The spread in Victoria, which had 14 new cases yesterday, is not as pervasive. Arrivals will need a negative pre-departure test, and to wear a mask when travelling to and from airports. They will be allowed to isolate at home, and can leave once they test negative following a day-three test.
Kiwi citizens and residents in other parts of Australia can return home without any isolation requirements if they arrive in the next week, but will still need a negative pre-departure test.
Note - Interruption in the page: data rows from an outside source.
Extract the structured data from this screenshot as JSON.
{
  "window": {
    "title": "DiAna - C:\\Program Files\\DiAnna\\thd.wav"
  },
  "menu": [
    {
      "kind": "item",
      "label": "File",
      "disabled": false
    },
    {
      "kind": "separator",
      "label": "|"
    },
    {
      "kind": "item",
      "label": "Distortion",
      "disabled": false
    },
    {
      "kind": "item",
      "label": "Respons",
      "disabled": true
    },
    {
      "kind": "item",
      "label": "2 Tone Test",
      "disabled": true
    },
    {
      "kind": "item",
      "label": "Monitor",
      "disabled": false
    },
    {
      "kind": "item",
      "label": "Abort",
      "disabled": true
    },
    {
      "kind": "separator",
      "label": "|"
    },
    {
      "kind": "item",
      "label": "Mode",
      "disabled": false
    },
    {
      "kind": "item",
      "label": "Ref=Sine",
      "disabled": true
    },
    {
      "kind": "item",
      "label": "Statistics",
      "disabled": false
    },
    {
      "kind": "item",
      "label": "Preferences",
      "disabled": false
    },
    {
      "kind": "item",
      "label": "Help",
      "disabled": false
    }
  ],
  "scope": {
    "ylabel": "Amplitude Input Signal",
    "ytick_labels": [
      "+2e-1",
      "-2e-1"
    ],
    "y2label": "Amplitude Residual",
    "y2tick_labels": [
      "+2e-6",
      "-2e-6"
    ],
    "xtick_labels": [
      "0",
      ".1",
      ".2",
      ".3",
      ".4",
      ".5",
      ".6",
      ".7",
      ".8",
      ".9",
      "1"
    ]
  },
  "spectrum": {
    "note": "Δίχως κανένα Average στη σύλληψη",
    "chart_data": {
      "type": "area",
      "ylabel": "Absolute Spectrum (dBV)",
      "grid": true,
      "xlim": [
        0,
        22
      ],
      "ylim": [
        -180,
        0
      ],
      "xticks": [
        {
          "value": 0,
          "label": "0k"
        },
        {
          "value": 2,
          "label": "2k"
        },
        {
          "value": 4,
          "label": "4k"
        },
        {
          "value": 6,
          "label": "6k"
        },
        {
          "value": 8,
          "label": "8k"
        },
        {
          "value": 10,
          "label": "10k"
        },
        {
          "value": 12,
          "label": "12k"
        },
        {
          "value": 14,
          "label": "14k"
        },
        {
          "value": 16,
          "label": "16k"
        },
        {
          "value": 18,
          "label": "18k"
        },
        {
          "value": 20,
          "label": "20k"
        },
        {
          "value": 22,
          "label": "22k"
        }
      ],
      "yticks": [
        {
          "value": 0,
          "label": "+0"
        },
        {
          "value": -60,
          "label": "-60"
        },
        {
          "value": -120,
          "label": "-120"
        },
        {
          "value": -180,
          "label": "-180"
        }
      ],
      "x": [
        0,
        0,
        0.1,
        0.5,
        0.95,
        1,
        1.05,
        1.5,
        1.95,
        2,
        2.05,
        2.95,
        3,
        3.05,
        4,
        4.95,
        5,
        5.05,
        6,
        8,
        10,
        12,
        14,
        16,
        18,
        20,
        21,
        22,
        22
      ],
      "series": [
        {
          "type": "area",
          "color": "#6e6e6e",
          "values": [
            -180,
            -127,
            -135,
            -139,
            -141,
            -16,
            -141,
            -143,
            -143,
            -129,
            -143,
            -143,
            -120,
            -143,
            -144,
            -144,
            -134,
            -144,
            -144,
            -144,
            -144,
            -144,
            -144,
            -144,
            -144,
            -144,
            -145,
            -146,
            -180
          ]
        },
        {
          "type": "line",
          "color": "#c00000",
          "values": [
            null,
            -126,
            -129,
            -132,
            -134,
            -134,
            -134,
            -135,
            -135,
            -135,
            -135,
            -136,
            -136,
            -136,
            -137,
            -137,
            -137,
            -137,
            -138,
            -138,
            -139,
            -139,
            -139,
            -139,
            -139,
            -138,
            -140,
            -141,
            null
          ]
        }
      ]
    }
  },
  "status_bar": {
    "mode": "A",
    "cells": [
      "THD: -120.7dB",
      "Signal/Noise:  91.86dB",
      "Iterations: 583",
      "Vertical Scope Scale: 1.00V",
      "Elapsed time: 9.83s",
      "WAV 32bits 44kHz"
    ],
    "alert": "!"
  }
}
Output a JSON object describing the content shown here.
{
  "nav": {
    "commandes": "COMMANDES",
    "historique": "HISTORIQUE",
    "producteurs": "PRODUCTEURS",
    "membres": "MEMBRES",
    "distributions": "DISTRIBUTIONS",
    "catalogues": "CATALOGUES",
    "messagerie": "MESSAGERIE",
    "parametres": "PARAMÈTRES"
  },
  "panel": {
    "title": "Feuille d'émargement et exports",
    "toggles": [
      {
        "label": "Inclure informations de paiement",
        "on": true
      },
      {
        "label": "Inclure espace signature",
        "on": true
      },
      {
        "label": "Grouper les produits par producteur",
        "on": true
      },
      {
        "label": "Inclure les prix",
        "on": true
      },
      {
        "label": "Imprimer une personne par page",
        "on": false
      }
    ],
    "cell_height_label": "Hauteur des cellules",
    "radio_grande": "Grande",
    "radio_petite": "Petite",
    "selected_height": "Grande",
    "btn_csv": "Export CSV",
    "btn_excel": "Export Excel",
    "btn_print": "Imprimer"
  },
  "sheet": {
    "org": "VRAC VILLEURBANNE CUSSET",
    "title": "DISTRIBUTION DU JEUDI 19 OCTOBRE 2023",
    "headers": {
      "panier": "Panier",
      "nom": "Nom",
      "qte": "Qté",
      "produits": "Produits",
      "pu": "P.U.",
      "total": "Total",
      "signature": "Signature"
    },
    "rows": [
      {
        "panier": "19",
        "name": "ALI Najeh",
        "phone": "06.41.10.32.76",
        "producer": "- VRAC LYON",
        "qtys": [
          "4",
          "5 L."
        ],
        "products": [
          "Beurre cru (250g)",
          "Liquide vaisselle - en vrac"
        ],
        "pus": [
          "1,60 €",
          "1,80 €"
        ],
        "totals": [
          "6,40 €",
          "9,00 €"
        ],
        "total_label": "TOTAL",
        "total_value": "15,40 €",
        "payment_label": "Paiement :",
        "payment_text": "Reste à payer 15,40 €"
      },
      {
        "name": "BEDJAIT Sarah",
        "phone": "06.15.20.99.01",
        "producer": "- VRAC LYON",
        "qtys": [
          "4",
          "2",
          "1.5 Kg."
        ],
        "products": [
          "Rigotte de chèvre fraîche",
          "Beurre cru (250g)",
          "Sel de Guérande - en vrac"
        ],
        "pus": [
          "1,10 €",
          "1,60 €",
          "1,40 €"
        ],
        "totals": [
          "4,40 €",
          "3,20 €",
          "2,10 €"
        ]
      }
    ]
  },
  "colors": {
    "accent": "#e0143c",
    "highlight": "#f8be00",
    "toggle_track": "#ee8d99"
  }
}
They must not have been in a location of interest in the past 14 days, or be a contact of a case.
But all Kiwis coming home will need an MIQ voucher if they miss the seven-day window.
The travel requirements for those who cannot travel for 14 days because they’d been in a location of interest remains unclear, with Ardern saying it was an issue that was still being worked through.
Bloomfield said the threat of Delta had forced health officials to reconsider New Zealand’s plan to respond to outbreaks.
He suggested a move to alert level 4 might be needed if any Delta cases popped up in the community here, while the boundary to contain an outbreak might need to be widened beyond contacts of contacts.
Much lower rates of infection would be needed for the bubble to reopen, he said.
Tourism Industry Aotearoa chief executive Chris Roberts said some Australian skiers would cancel their holidays, but the Kiwis who could no longer fly to Australia might instead spend their holiday dollars here.
If the bubble was reopened in time for the Australian school holidays in the second half of September, then he said the losses to the sector would be minimised.
A case could have been made for keeping the bubble open with Tasmania, given its natural moat, he added.
But Ardern said there was still a risk of Delta “seepage” into Tasmania, and a blanket suspension was the “safest way for this next period of time”.
Ardern called her Australian counterpart, Scott Morrison, yesterday morning to assure him she wanted the bubble to reopen – if and when it could be done safely.
She defended keeping private for most of a day Cabinet’s decision to suspend the bubble, saying airlines needed to be told so they could prepare for the deluge of customer calls.